One of the conceits of a well trained, heck of even a poorly trained, surgeon is the belief that his ‘hands’ are better than anyone else’s. The phrase comes out something like this “In my hands patients with disease ‘X’ always get better.” Large surgical groups are even wont to say “In our hands…”
This is the fodder of people’s ridicule of surgeons, the tone of a surgeon’s inner monologue, annoying as can be but something that conveys a very important truth. A great surgeon can literally be the difference between life and death. In the hands of a lessor surgeon things do not turn out as well. Surgery is ‘operator dependent.’ I don’t like this, you probably don’t like it, but there it is…surgery, in fact the whole of the practice of medicine is ‘operator dependent.’ We can either ignore this fact, too uncomfortable, or do something about it.
Well here is the shocker…the same is true of personal trainers. Whether your personal trainer is yourself or someone else you are placing your health in someones ‘hands’ and I advise you to get the best that your money can buy. Any trainer can help you get bigger biceps, ‘tighter abs’, can watch you run up and down hills and, perhaps, even motivate you. This is not enough. A good trainer can be the difference between life and death; just like a great surgeon. Given that proper exercise can reverse coronary artery disease, increase bone density and raise testosterone and growth hormone and that these variables can be the difference between life and death and that exercise poorly done can just as easily make each of these variables worse; given these things choose wisely. An average trainer may know how to make you a good power lifter but give you medial epicondylitis, or Achilles tendonitis, or over train your heart and suppress your heart rate variability. Life and death.
The hallmark of a great trainer is that he understands not merely what to do but why and can explain it. A well trained body is easily a Ph.D. in knowledge. Don’t be fooled by definition, size, proportion, vascularity, peak heart rate; know that the end result is better physiological parameters that are not mere numbers but the very substance of health and performance.
Execution, precision, repeatability; everything quantified, analyzed and looked at from multiple perspectives. As I’ve taught elsewhere; local, regional, systemic changes are occurring so make sure they are the right ones. Heart Rate Based Training is a part of great training but even then not the whole story. There is a physiology, an aesthetics to peak performance, to becoming an athlete, which should be your goal, and the result is a thing of beauty. Even if you are old, worn out, full of aches and pains, there is a ‘beautiful’ solution to movement and training for each of us. And if you are young, you are at great peril, because any training will look better, have a fairly quick payoff but may be doing lasting harm; youth covers a multitude of sins of omission and commission.

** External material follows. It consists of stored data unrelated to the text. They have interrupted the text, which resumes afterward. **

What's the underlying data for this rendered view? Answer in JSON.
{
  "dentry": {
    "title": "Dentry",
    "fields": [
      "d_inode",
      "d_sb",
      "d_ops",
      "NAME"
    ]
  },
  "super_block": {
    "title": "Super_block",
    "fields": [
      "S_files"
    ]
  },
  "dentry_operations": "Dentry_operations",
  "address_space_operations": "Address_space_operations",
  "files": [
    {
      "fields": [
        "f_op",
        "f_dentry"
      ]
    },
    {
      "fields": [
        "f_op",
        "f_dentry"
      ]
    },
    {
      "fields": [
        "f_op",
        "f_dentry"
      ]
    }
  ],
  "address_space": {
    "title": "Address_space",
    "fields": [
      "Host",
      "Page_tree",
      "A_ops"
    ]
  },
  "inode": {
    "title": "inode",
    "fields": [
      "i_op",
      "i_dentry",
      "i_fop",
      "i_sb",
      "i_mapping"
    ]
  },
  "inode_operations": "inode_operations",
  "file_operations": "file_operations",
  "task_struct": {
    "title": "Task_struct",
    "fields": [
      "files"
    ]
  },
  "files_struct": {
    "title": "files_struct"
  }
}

Train smart; or at least make sure your trainer is. What is the plan, how does he expect to get there, what are the risks, the alternatives, how does he want you to train if injured or not? If the vocabulary is ‘resistance training’ and ‘aerobics training’ and poundage trumps gait and posture and form you’ve go the wrong guy. Good isn’t cheap and great is expensive; what is your life, health and sense of well-being worth?
The temptation, the ever present temptation, is to think that anything that might occur in a gym cannot be too complicated or require very much intelligence. Wrong. I’m here to tell you that nothing in med school, surgical residency, and practice life after those hurdles is anymore complex than the subtleties of great physiology and training. Choose wisely.